Autistic children do better with a routine. This is a pretty well known fact, and truthfully it's rather like CANNON in the world of Autism. Just as you know Darth Vader didn't say "Luke, I'm your father." (Or you should know because my God don't you have the Internet why don't you know?) you also know that "Autistic children do better with a routine."
I'd say that what's possibly more true is that autistic PARENTS do better with a routine. Just as parents of newborns have to map out their lives with this tiny human who requires 24/7 man to man coverage, autistic children need certain things and they need them from you and not when you feel like it.
I have a bath time routine that while it's not a "RULE" it's a guideline. I sit with them, as if they are small, and I WATCH them. History has taught me over the past 12 years that to sit in the other room, on my bed reading a book or what have you, simply leads to disaster. It's boring in the master bath while they play. It's a fairly unpleasant time as they are 12 and have discovered that they are boys but we aren't to the point where I am MANDATED by decency to wash them alone. That day is near, however. I play phone games like Gummy Drop, Candy Crush's less cool cousin (but I can say "I don't play Candy Crush"), Linez, and Blek all round out my iphone entertainment. Plus Facebook and Plurk, and checking FLICKR and texting people are part of my repertoire.
I scrub them, wash faces and hair and let them return to playing in the water. I resume whatever game, or conversation, and after a while we drain the water and get out and on with our lives.

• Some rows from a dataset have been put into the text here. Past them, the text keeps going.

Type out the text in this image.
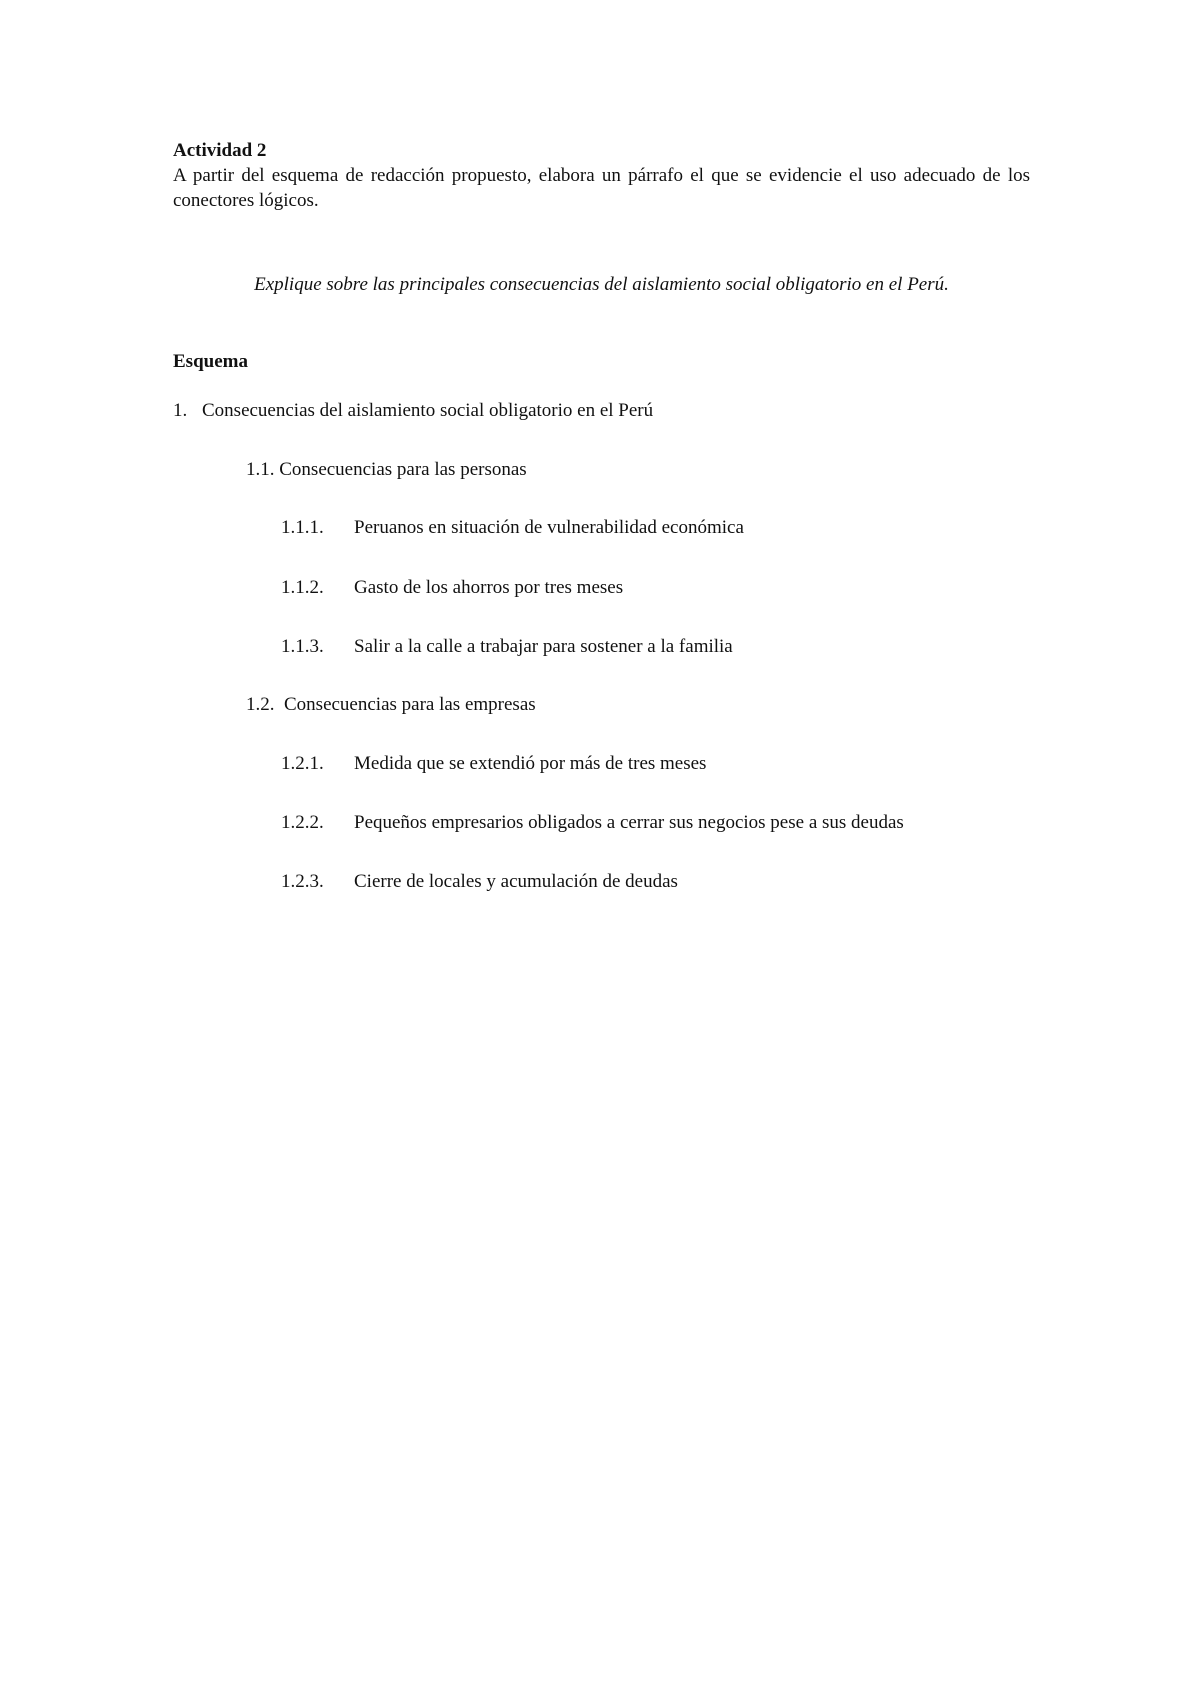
Actividad 2

A partir del esquema de redacción propuesto, elabora un párrafo el que se evidencie el uso adecuado de los conectores lógicos.

Explique sobre las principales consecuencias del aislamiento social obligatorio en el Perú.

Esquema

1. Consecuencias del aislamiento social obligatorio en el Perú
1.1. Consecuencias para las personas
1.1.1. Peruanos en situación de vulnerabilidad económica
1.1.2. Gasto de los ahorros por tres meses
1.1.3. Salir a la calle a trabajar para sostener a la familia
1.2. Consecuencias para las empresas
1.2.1. Medida que se extendió por más de tres meses
1.2.2. Pequeños empresarios obligados a cerrar sus negocios pese a sus deudas
1.2.3. Cierre de locales y acumulación de deudas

Tonight, however, I have this new book. It's so very good. It's Margaret Atwood and she's who I want to be when I grow up. Her words are like a conversation with a good friend. So I took my book after I got them clean, and I stretched out on my bed and set a timer for 15 minutes. That seemed like enough time for me to indulge in a little fiction and them to play with water and toys. I noted that Miles had dumped LITERALLY every toy into the tub, and they were happy.
It seemed like at 12 maybe we were at a different place. I dove into my book, keeping and ear out for sounds that seemed dangerous or distressful.
As my timer went off I called out "Miles pull the drain, Charlie stand up." At the same time, Miles shouted "WIPE! I NEED WIPE!"
Oh NO NO NO NO NO.
At first I thought, just maybe he thinks he needs to poop. I rushed in and took Charlie's hand - who was already standing and walked him out of the tub. I scanned the water like Captain Quinn searching for danger and OH MY GOD THERE IT WAS.
He had dropped a HUGE TURD in the tub. In the tub FULL OF BATH TOYS AS WELL AS HIS BROTHER.
The water is going down. The turd is actually a solid turd (Praise whomever you like) but it's now water logging and sinking and is going to lay and melt grossly across the plethora of toys beneath is. I did want any panicked mother would do.
I slammed both hands into the water and pulled out that turd, flinging it into the toilet in horror.
Over the course of the next few minutes, I manged to get the water on in the sink with my elbow and scrub better than any surgeon in the history of the world. I was crying and laughing and furious with myself because if I had BEEN there I would've seen the physical signs that he needed to go and I would have intervened. I scrubbed again and again and again. I used the hand sanitizer and then I used it on Charlie's legs because they had clearly been in poop water. I didn't even know what else had been in poop water. I used a clean wash cloth to wash Miles off again out of the tub and got them both...dealt with.
Routines. Sit with them in the bathtub. My husband has the bath toys soaking in bleach, and I'm soaking my soul with...I don't know what. I feel like I got kicked in the face. I should be able to do one normal thing in my life, but I can't.
Some days I resent it more than others.